Simone Zanchini “Nino Rota”
“Erst die Musik, dann das Instrument!“ Darauf besteht der aus der Gegend von Rimini stammende Simone Zanchini unbedingt, denn: „Ich bin ein Musiker, der Akkordeon spielt – kein Akkordeonspieler, der Jazz macht.“ Nino, das 25. Album des mittlerweile 46jährigen, macht sofort mitvollziehbar, was damit gemeint ist.
Hier kommt die ganze überbordende Vielfalt zusammen, die Zanchini in seinem Musikerleben studiert, entdeckt und weiterentwickelt hat – und das nicht nur für sein oftmals geschmähtes, tatsächlich aber ganz und gar wunderbares Instrument. Zanchini und die Musiker der Frankfurt Radio Big Band würdigen und verwandeln jetzt ein halbes Dutzend Werke des legendären italienischen Filmkomponisten Nino Rota. Zugrunde liegt vor allem jene Musik, die Rota für Federico Fellini geschrieben hat – für Klassiker von „La Dolce Vita“ über „8½“ bis hin zu „Amacord“, dieser Hommage an Fellinis Geburtsort Rimini. Hier verknüpfen sich dann die biografischen Hintergründe des großen Filmemachers und jene des musikalischen Improvisationszauberers aufs Schönste.

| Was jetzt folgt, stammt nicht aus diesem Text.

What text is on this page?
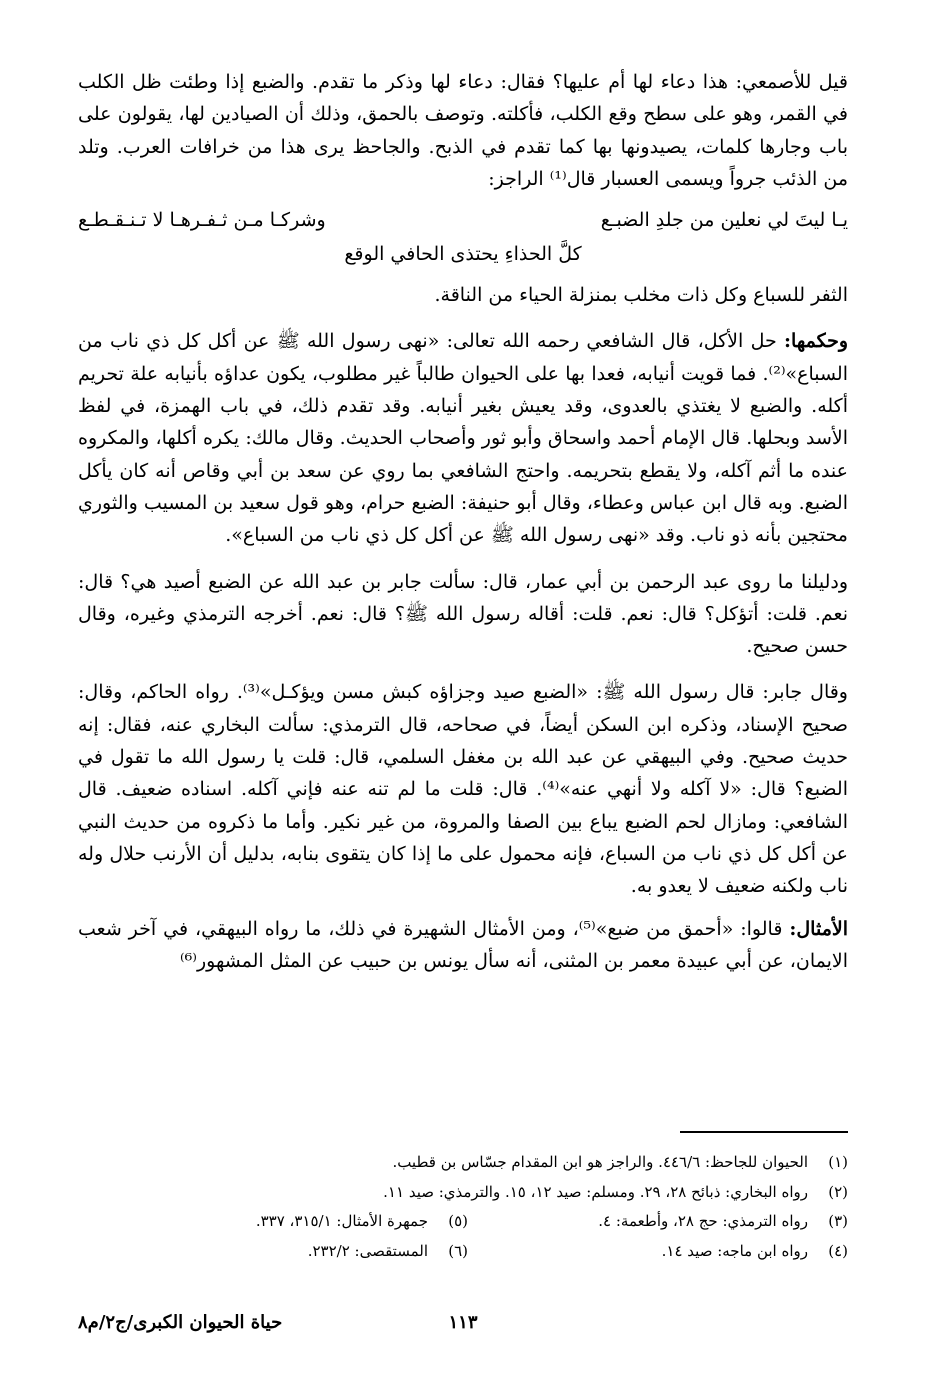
قيل للأصمعي: هذا دعاء لها أم عليها؟ فقال: دعاء لها وذكر ما تقدم. والضبع إذا وطئت ظل الكلب في القمر، وهو على سطح وقع الكلب، فأكلته. وتوصف بالحمق، وذلك أن الصيادين لها، يقولون على باب وجارها كلمات، يصيدونها بها كما تقدم في الذبح. والجاحظ يرى هذا من خرافات العرب. وتلد من الذئب جرواً ويسمى العسبار قال⁽¹⁾ الراجز:

يـا ليتَ لي نعلين من جلدِ الضبـع
وشركـا مـن ثـفـرهـا لا تـنـقـطـع
كلَّ الحذاءِ يحتذى الحافي الوقع

الثفر للسباع وكل ذات مخلب بمنزلة الحياء من الناقة.

وحكمها: حل الأكل، قال الشافعي رحمه الله تعالى: «نهى رسول الله ﷺ عن أكل كل ذي ناب من السباع»⁽²⁾. فما قويت أنيابه، فعدا بها على الحيوان طالباً غير مطلوب، يكون عداؤه بأنيابه علة تحريم أكله. والضبع لا يغتذي بالعدوى، وقد يعيش بغير أنيابه. وقد تقدم ذلك، في باب الهمزة، في لفظ الأسد وبحلها. قال الإمام أحمد واسحاق وأبو ثور وأصحاب الحديث. وقال مالك: يكره أكلها، والمكروه عنده ما أثم آكله، ولا يقطع بتحريمه. واحتج الشافعي بما روي عن سعد بن أبي وقاص أنه كان يأكل الضبع. وبه قال ابن عباس وعطاء، وقال أبو حنيفة: الضبع حرام، وهو قول سعيد بن المسيب والثوري محتجين بأنه ذو ناب. وقد «نهى رسول الله ﷺ عن أكل كل ذي ناب من السباع».

ودليلنا ما روى عبد الرحمن بن أبي عمار، قال: سألت جابر بن عبد الله عن الضبع أصيد هي؟ قال: نعم. قلت: أتؤكل؟ قال: نعم. قلت: أقاله رسول الله ﷺ؟ قال: نعم. أخرجه الترمذي وغيره، وقال حسن صحيح.

وقال جابر: قال رسول الله ﷺ: «الضبع صيد وجزاؤه كبش مسن ويؤكـل»⁽³⁾. رواه الحاكم، وقال: صحيح الإسناد، وذكره ابن السكن أيضاً، في صحاحه، قال الترمذي: سألت البخاري عنه، فقال: إنه حديث صحيح. وفي البيهقي عن عبد الله بن مغفل السلمي، قال: قلت يا رسول الله ما تقول في الضبع؟ قال: «لا آكله ولا أنهي عنه»⁽⁴⁾. قال: قلت ما لم تنه عنه فإني آكله. اسناده ضعيف. قال الشافعي: ومازال لحم الضبع يباع بين الصفا والمروة، من غير نكير. وأما ما ذكروه من حديث النبي عن أكل كل ذي ناب من السباع، فإنه محمول على ما إذا كان يتقوى بنابه، بدليل أن الأرنب حلال وله ناب ولكنه ضعيف لا يعدو به.

الأمثال: قالوا: «أحمق من ضبع»⁽⁵⁾، ومن الأمثال الشهيرة في ذلك، ما رواه البيهقي، في آخر شعب الايمان، عن أبي عبيدة معمر بن المثنى، أنه سأل يونس بن حبيب عن المثل المشهور⁽⁶⁾

(١)
الحيوان للجاحظ: ٤٤٦/٦. والراجز هو ابن المقدام جسّاس بن قطيب.
(٢)
رواه البخاري: ذبائح ٢٨، ٢٩. ومسلم: صيد ١٢، ١٥. والترمذي: صيد ١١.
(٣)
رواه الترمذي: حج ٢٨، وأطعمة: ٤.
(٥)
جمهرة الأمثال: ٣١٥/١، ٣٣٧.
(٤)
رواه ابن ماجه: صيد ١٤.
(٦)
المستقصى: ٢٣٢/٢.
١١٣
حياة الحيوان الكبرى/ج٢/م٨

„Fellini verfügte über das Vermögen, die geheime Kraft meiner Kultur und Region zu erfassen“, sagt Zanchini, „also die überlieferten Elemente der hiesigen Volkskultur. Wir nahmen dann Nino Rotas damit verbundenen Melodien als Ausgangspunkt, um etwas Neues zu erschaffen, ganz und gar zeitgenössisch und im Jazz-Idiom.“ Zanchini spielt dafür ein handgearbeitetes Ottavianelli-Instrument nach eigenem Entwurf, das „überhaupt nicht mehr traditionell akkordeonmäßig klingt, sondern tiefer, dunkler und mit einem unglaublichen Reichtum an Obertönen.“ In den Arrangements von Jörg Achim Keller für die von David Grottschreiber geleitete Frankfurt Radio Big Band verbindet sich dieser Ausnahmesound dann mit der ungestümen Improvisationskraft von etwa Heinz-Dieter Sauerborns Sopransax oder mit dem Tenorsaxofon-Solo von Steffen Weber.
All diese Elemente scheinen geradezu rauschhaft in La Passerella Di Addio auf, dem mehr als zwanzig Minuten langen Kernstück des Albums. Es ist ein einziges großes Fest, genau wie es die abschließende Episode von 8½ war, für die Nino Rota diese Musik geschrieben hatte. Zanchinis polyphone Zweihändigkeit, Vielschichtigkeit und fließende Perspektivwechsel steuern mit dem prismatisch aufgefächerten Sound der Bigband auf einen reichlich angeheiterten, geradezu zirkushaften Höhepunkt des Konzerts zu.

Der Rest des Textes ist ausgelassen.